Like any other organization, it makes a huge difference if someone is acting based on a clear WHY, specifically in wide spread ecosystems.

Why is this ecosystem coming together? Why would people care? Why should I play along? Why do I want it to succeed? Why should I invest my precious time or even attention on it?

It’s pretty easy to “launch” a new ecosystem and have a bunch of people together in the same place (offline/online). The hard part, and the one that will differ great managers from the rest, is the ability to create long term engagement that results in actions within the ecosystem’s environment.

3. Language

Each ecosystem, either from choice, nature or circumstances will have their own vocabulary & jargon for their inner conversations. The ecosystem’s language has actually many responsibilities — internal ones and external ones.

From within, it‘s responsible to easily connect between all of the different players and build a common and clear ground. While externally, it helps divide the ecosystem itself from its surroundings, thus providing them a sense of uniqueness and excitement as they know they belong.

4. How — Channels

One of the important things to build from the early days of an ecosystem, is it’s channel of interaction and work. In an organisation based, driven and operated by people, designing the right infrastructure of communication is key to it’s success.

It’s the more practical layer of how to achieve the ‘why’. How do members meet, learn and collaborate with each other? It can be in any way you want, but make sure to take into consideration the characteristics of your specific ecosystem. Global / local, professionals / beginners, cross / same sector, Employees / entrepreneurs etc.

After articulating all the relevant information about the ecosystem, and the different kinds of personas taking part in it, it’s time to draft the channel map. How do they all meet, when, where, how often?…

5. Interest & Value Equation

OK, this is the genius part. You should create an optimal equation of matching values and interest that will generate the value you aspire between members. This will bring together all the efforts you put in an ecosystem and will assure true value creation and ecosystem long term strength.

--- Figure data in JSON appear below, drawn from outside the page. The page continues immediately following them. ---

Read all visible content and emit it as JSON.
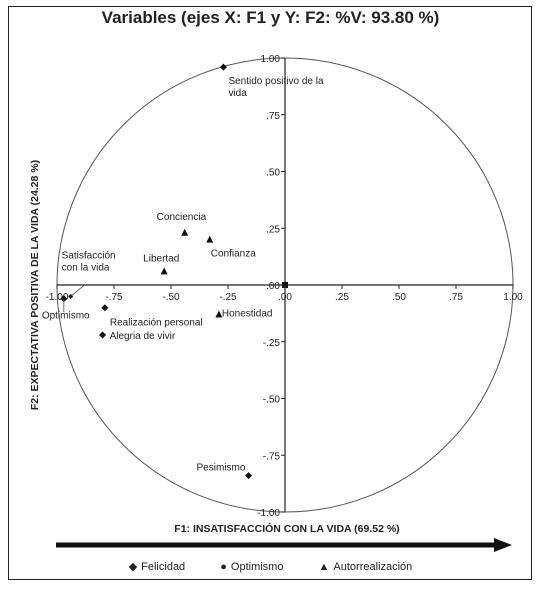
{
  "chart_data": {
    "type": "scatter",
    "title": "Variables (ejes X: F1 y Y: F2: %V: 93.80 %)",
    "xlabel": "F1: INSATISFACCIÓN CON LA VIDA (69.52 %)",
    "ylabel": "F2: EXPECTATIVA POSITIVA DE LA VIDA (24.28 %)",
    "xlim": [
      -1,
      1
    ],
    "ylim": [
      -1,
      1
    ],
    "x_ticks": [
      "-1.00",
      "-.75",
      "-.50",
      "-.25",
      ".00",
      ".25",
      ".50",
      ".75",
      "1.00"
    ],
    "y_ticks": [
      "1.00",
      ".75",
      ".50",
      ".25",
      ".00",
      "-.25",
      "-.50",
      "-.75",
      "-1.00"
    ],
    "grid": false,
    "legend_position": "bottom",
    "correlation_circle": true,
    "series": [
      {
        "name": "Felicidad",
        "marker": "diamond-small",
        "points": [
          {
            "label": "Satisfacción con la vida",
            "x": -0.94,
            "y": -0.05
          }
        ]
      },
      {
        "name": "Optimismo",
        "marker": "diamond",
        "points": [
          {
            "label": "Sentido positivo de la vida",
            "x": -0.27,
            "y": 0.96
          },
          {
            "label": "Optimismo",
            "x": -0.97,
            "y": -0.06
          },
          {
            "label": "Realización personal",
            "x": -0.79,
            "y": -0.1
          },
          {
            "label": "Alegria de vivir",
            "x": -0.8,
            "y": -0.22
          },
          {
            "label": "Pesimismo",
            "x": -0.16,
            "y": -0.84
          }
        ]
      },
      {
        "name": "Autorrealización",
        "marker": "triangle",
        "points": [
          {
            "label": "Conciencia",
            "x": -0.44,
            "y": 0.23
          },
          {
            "label": "Confianza",
            "x": -0.33,
            "y": 0.2
          },
          {
            "label": "Libertad",
            "x": -0.53,
            "y": 0.06
          },
          {
            "label": "Honestidad",
            "x": -0.29,
            "y": -0.13
          }
        ]
      }
    ]
  },
  "legend_labels": {
    "felicidad": "Felicidad",
    "optimismo": "Optimismo",
    "autorrealizacion": "Autorrealización"
  }
}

While strategizing to maximize this equation, start becoming comfortable with words such as “interests”, “incentive”, “motivation”, “compensation” etc. I know it’s not obvious to focus on selfish thoughts and needs of your ecosystem members, mainly when your mission is to build bridges and partnerships between them. It literally will be uncomfortable at first.

Thing is, if people are the most important asset of your ecosystem, make it your top priority to understand them in the deepest levels. Why are they here? What are they looking for? What will push them to be further engaged? After you map this as well — you’ll need to be creative and find a way to connect all the different opportunities and interest in the channels you found earlier.

Ecosystem manager are actually entrepreneurs

As you can understand, it isn’t a simple job to build a strong and valuable ecosystem. Yet, once you take on yourself the mindset of an entrepreneur, everything will look different.

Opportunities rather than problems.
Innovation rather than using old methods.
Goal oriented work rather than just doing stuff.
Measurable impact and collaboration rather then inefficient planning.

From a business & ecosystem entrepreneurial mindset, I have much more to share and debate with you on. All this and more are soon to come.